Workers respect fighters, win or lose — again, my kudos to the 337 strikers. But what if the company goes all-out to defeat a strike and eliminate the union, rather than just reduce the union’s demands to something the capitalists can live with? Evidence of this danger includes the recruitment of scabs from as far away as Toledo, a hotel for scabs to stay in, and utter lack of seriousness at the bargaining table. The company may not want to settle the strike, but rather replace the workers permanently. (In more civilized countries, permanent replacement of strikers is not legally permitted.)
Here are my guidelines about how to win against such a company strategy:
- Stop the scab trucks
Following the arrests early in this strike and the prospect of an injunction, the union ceased trying to stop trucks at the gates. Stopping them would likely require “extra-legal” picketing measures. But what if the strike is isolated in Redford and the company uses other distribution centers? Even with help of supporters from outside the Teamsters, this effort might be crushed. What else is possible?

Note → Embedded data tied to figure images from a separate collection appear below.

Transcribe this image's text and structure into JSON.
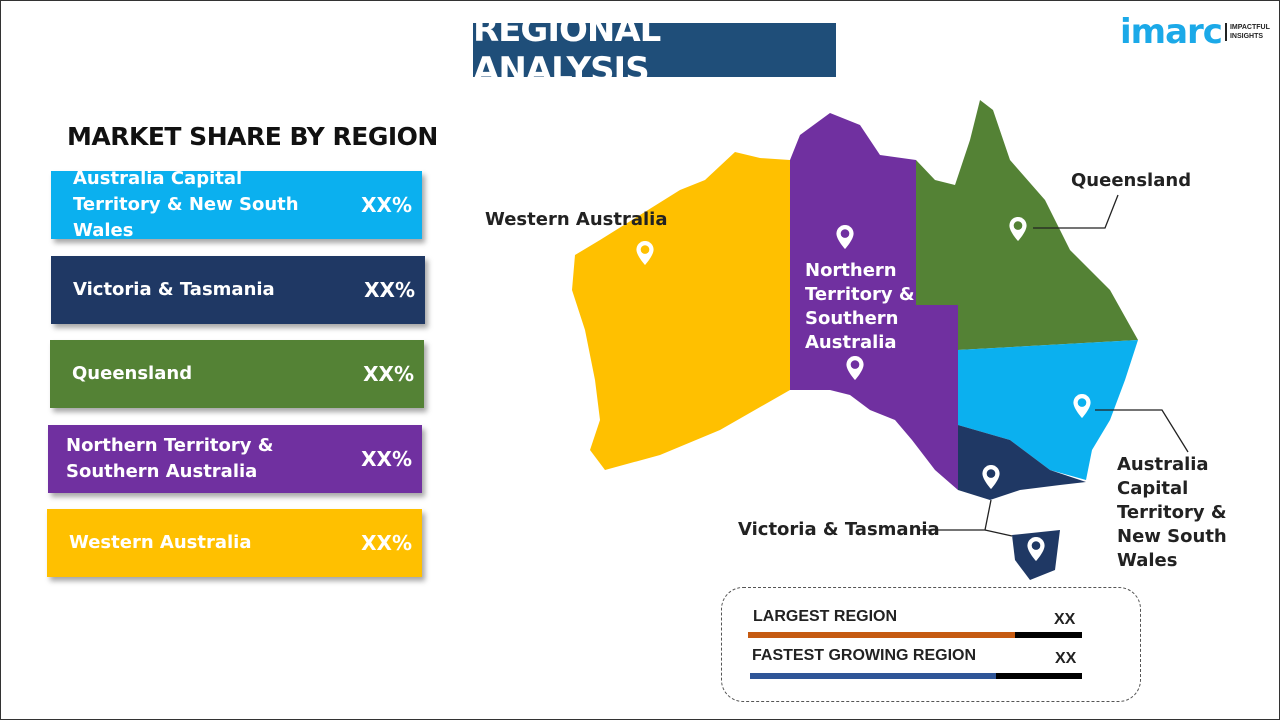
{
  "title": "REGIONAL ANALYSIS",
  "logo": {
    "word": "imarc",
    "tagline_1": "IMPACTFUL",
    "tagline_2": "INSIGHTS"
  },
  "left": {
    "heading": "MARKET SHARE BY REGION",
    "regions": [
      {
        "name": "Australia Capital Territory & New South Wales",
        "value": "XX%",
        "color": "#0bb0ef"
      },
      {
        "name": "Victoria & Tasmania",
        "value": "XX%",
        "color": "#1f3864"
      },
      {
        "name": "Queensland",
        "value": "XX%",
        "color": "#548235"
      },
      {
        "name": "Northern Territory & Southern Australia",
        "value": "XX%",
        "color": "#7030a0"
      },
      {
        "name": "Western Australia",
        "value": "XX%",
        "color": "#ffc000"
      }
    ]
  },
  "map": {
    "labels": {
      "wa": "Western Australia",
      "nt_1": "Northern",
      "nt_2": "Territory &",
      "nt_3": "Southern",
      "nt_4": "Australia",
      "qld": "Queensland",
      "nsw_1": "Australia",
      "nsw_2": "Capital Territory &",
      "nsw_3": "New South Wales",
      "vic": "Victoria & Tasmania"
    }
  },
  "stats": {
    "largest": {
      "label": "LARGEST REGION",
      "value": "XX",
      "fill_percent": 80,
      "color": "#c55a11"
    },
    "fastest": {
      "label": "FASTEST GROWING REGION",
      "value": "XX",
      "fill_percent": 74,
      "color": "#2f5597"
    }
  }
}
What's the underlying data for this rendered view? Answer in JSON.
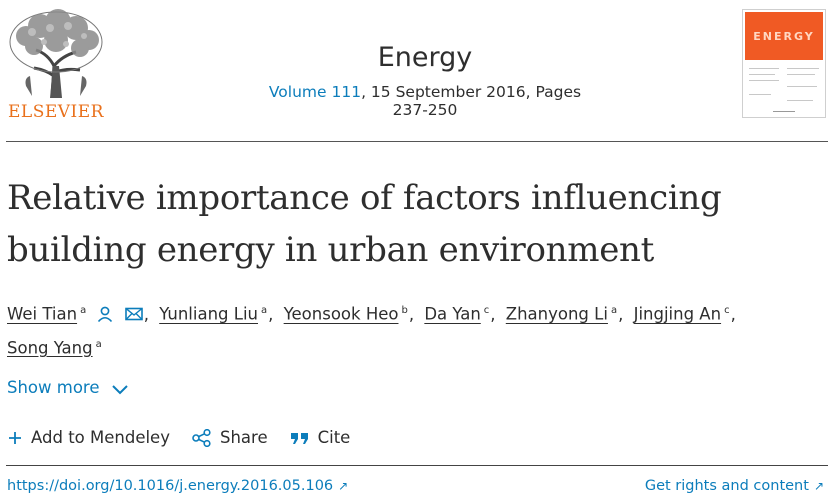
{
  "header": {
    "publisher": "ELSEVIER",
    "journal": "Energy",
    "volume": "Volume 111",
    "issue_rest": ", 15 September 2016, Pages 237-250",
    "cover_title": "ENERGY"
  },
  "article": {
    "title": "Relative importance of factors influencing building energy in urban environment",
    "authors": [
      {
        "name": "Wei Tian",
        "sup": "a"
      },
      {
        "name": "Yunliang Liu",
        "sup": "a"
      },
      {
        "name": "Yeonsook Heo",
        "sup": "b"
      },
      {
        "name": "Da Yan",
        "sup": "c"
      },
      {
        "name": "Zhanyong Li",
        "sup": "a"
      },
      {
        "name": "Jingjing An",
        "sup": "c"
      },
      {
        "name": "Song Yang",
        "sup": "a"
      }
    ],
    "show_more": "Show more"
  },
  "actions": {
    "add_mendeley": "Add to Mendeley",
    "share": "Share",
    "cite": "Cite"
  },
  "footer": {
    "doi": "https://doi.org/10.1016/j.energy.2016.05.106",
    "rights": "Get rights and content"
  },
  "colors": {
    "link": "#0c7dbb",
    "publisher_orange": "#e9711c",
    "cover_orange": "#f05a24",
    "text": "#2e2e2e"
  }
}
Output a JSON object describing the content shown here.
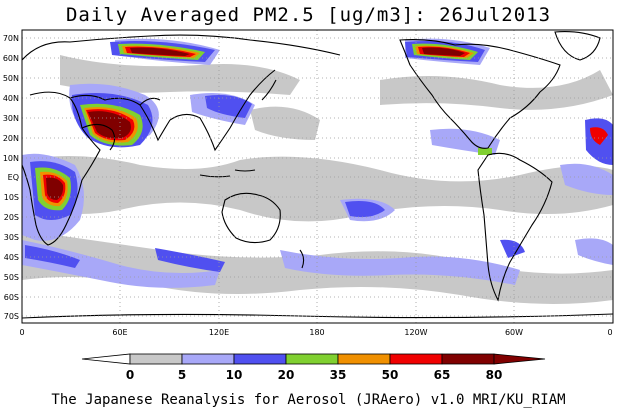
{
  "title": "Daily Averaged PM2.5 [ug/m3]: 26Jul2013",
  "footer": "The Japanese Reanalysis for Aerosol (JRAero) v1.0 MRI/KU_RIAM",
  "lat_labels": [
    "70N",
    "60N",
    "50N",
    "40N",
    "30N",
    "20N",
    "10N",
    "EQ",
    "10S",
    "20S",
    "30S",
    "40S",
    "50S",
    "60S",
    "70S"
  ],
  "lon_labels": [
    "0",
    "60E",
    "120E",
    "180",
    "120W",
    "60W",
    "0"
  ],
  "colorbar": {
    "labels": [
      "0",
      "5",
      "10",
      "20",
      "35",
      "50",
      "65",
      "80"
    ],
    "colors": [
      "#ffffff",
      "#c8c8c8",
      "#a8a8f8",
      "#5050f0",
      "#80d030",
      "#f09000",
      "#f00000",
      "#800000"
    ]
  },
  "colors": {
    "land_outline": "#000000",
    "grid": "#9a9a9a",
    "band_5_10": "#c8c8c8",
    "band_10_20": "#a8a8f8",
    "band_20_35": "#5050f0",
    "band_35_50": "#80d030",
    "band_50_65": "#f09000",
    "band_65_80": "#f00000",
    "band_80_plus": "#800000"
  }
}
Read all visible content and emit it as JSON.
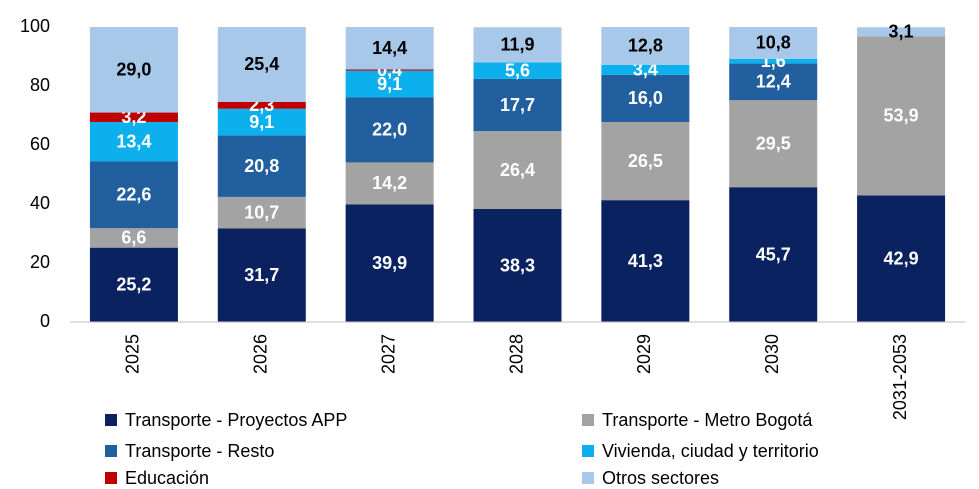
{
  "chart_data": {
    "type": "stacked_bar",
    "categories": [
      "2025",
      "2026",
      "2027",
      "2028",
      "2029",
      "2030",
      "2031-2053"
    ],
    "series": [
      {
        "name": "Transporte - Proyectos APP",
        "color": "#0b2260",
        "label_color": "#ffffff",
        "values": [
          25.2,
          31.7,
          39.9,
          38.3,
          41.3,
          45.7,
          42.9
        ],
        "value_labels": [
          "25,2",
          "31,7",
          "39,9",
          "38,3",
          "41,3",
          "45,7",
          "42,9"
        ]
      },
      {
        "name": "Transporte - Metro Bogotá",
        "color": "#a3a3a3",
        "label_color": "#ffffff",
        "values": [
          6.6,
          10.7,
          14.2,
          26.4,
          26.5,
          29.5,
          53.9
        ],
        "value_labels": [
          "6,6",
          "10,7",
          "14,2",
          "26,4",
          "26,5",
          "29,5",
          "53,9"
        ]
      },
      {
        "name": "Transporte - Resto",
        "color": "#215f9f",
        "label_color": "#ffffff",
        "values": [
          22.6,
          20.8,
          22.0,
          17.7,
          16.0,
          12.4,
          null
        ],
        "value_labels": [
          "22,6",
          "20,8",
          "22,0",
          "17,7",
          "16,0",
          "12,4",
          null
        ]
      },
      {
        "name": "Vivienda, ciudad y territorio",
        "color": "#0cb0ec",
        "label_color": "#ffffff",
        "values": [
          13.4,
          9.1,
          9.1,
          5.6,
          3.4,
          1.6,
          null
        ],
        "value_labels": [
          "13,4",
          "9,1",
          "9,1",
          "5,6",
          "3,4",
          "1,6",
          null
        ]
      },
      {
        "name": "Educación",
        "color": "#c00000",
        "label_color": "#ffffff",
        "values": [
          3.2,
          2.3,
          0.4,
          null,
          null,
          null,
          null
        ],
        "value_labels": [
          "3,2",
          "2,3",
          "0,4",
          null,
          null,
          null,
          null
        ]
      },
      {
        "name": "Otros sectores",
        "color": "#a8c8ea",
        "label_color": "#000000",
        "values": [
          29.0,
          25.4,
          14.4,
          11.9,
          12.8,
          10.8,
          3.1
        ],
        "value_labels": [
          "29,0",
          "25,4",
          "14,4",
          "11,9",
          "12,8",
          "10,8",
          "3,1"
        ]
      }
    ],
    "ylim": [
      0,
      100
    ],
    "yticks": [
      0,
      20,
      40,
      60,
      80,
      100
    ],
    "grid": false,
    "legend": "bottom"
  }
}
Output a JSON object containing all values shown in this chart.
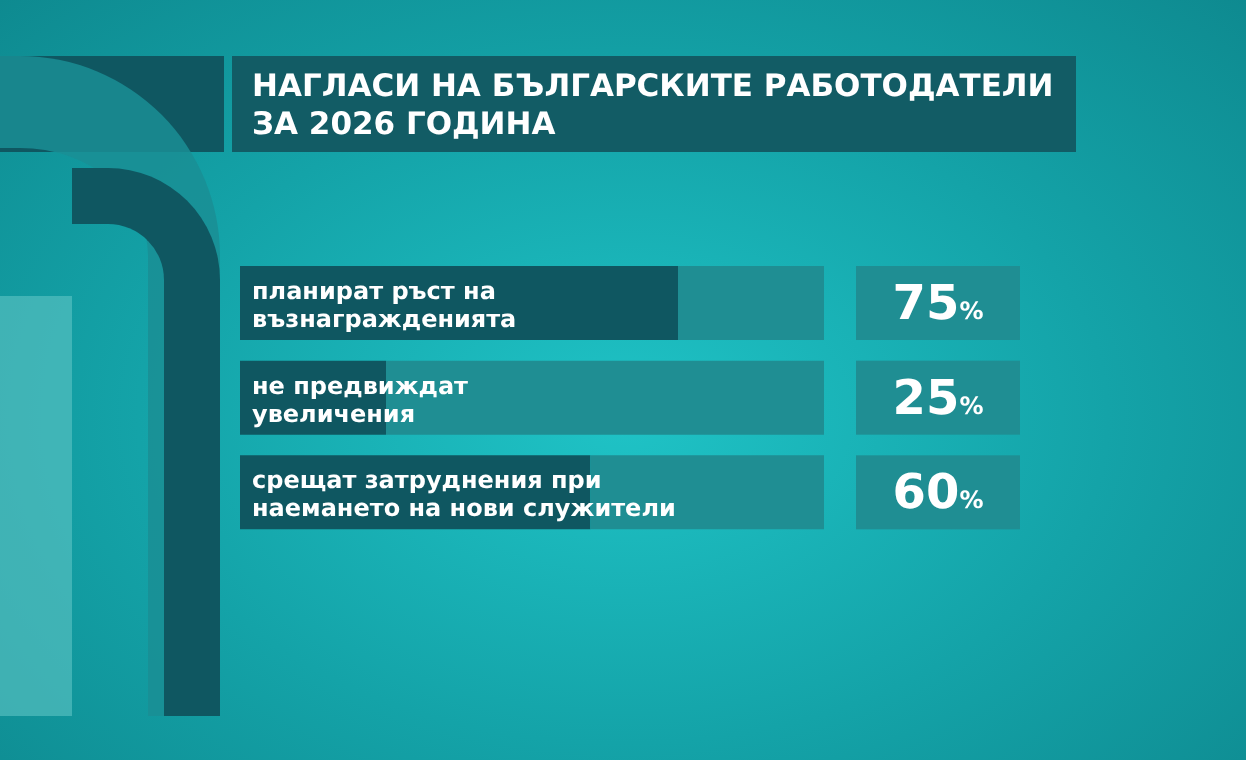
{
  "chart_data": {
    "type": "bar",
    "orientation": "horizontal",
    "stacked": true,
    "title": "НАГЛАСИ НА БЪЛГАРСКИТЕ РАБОТОДАТЕЛИ ЗА 2026 ГОДИНА",
    "categories": [
      "планират ръст на възнагражденията",
      "не предвиждат увеличения",
      "срещат затруднения при наемането на нови служители"
    ],
    "series": [
      {
        "color": "#0f5761",
        "values": [
          75,
          25,
          60
        ],
        "value_labels": [
          "75%",
          "25%",
          "60%"
        ]
      },
      {
        "color": "#1f8e93",
        "values": [
          25,
          75,
          40
        ]
      }
    ],
    "xlim": [
      0,
      100
    ]
  }
}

2. Spread the strike to other facilities and even companies
This might be termed an illegal “secondary boycott,” but like method “1”, its viability can be enhanced by “3” below.
3. Generate political pressure
This may be the moment. The Democratic Party seems to have rhetorically re-discovered unions, locally and nationally. That’s limited to politicians’ speeches on 337 picket lines locally — and to media soundbites about Amazon nationally. But Democrats desperately need to win back Trump supporters; there aren’t enough millionaire wannabes in the suburbs to hold the Senate. A Labor Notes article described how local sit-down strikes were won in the 1930s not just because the shop floor was occupied, but because local politicians sometimes refused to call the police. This happened because of mass political pressure on office holders and companies alike. Much bigger picket line mobilizations could generate such political pressure. “OMG, Mr. 7Up, I’m losing control of my constituents as the picket lines grow. And you remember Black Lives Matter numbers in the streets from last summer, right? Alas, no one can control kids these days.”
4. Don’t divert mobilizations away from mass picketing that could stop production
Don’t send supporters to pressure consumers away from the picket lines. Consumer boycotts are a toothless, bureaucratic strategy — as in the Detroit newspaper strike. They make participants feel like they are doing something, but they are too few to hurt the company, especially one with multiple sites and profit sources.
Here’s some more of my own experience that I base this article on.
1. I was on a seven-month strike as a UE member near Boston in the 1970s. Eventually scabs broke the strike and the union was decertified by three votes.
2. Ford did not have a national contract strike while I worked there for 30 years. Instead, the UAW let the company cut new hires’ pay almost in half and eliminate their pensions.
Respect to the 337 strikers! They have already affected the labor climate in SE Michigan. DSA should continue to make connections and give the strikers our wholehearted support on the picket lines.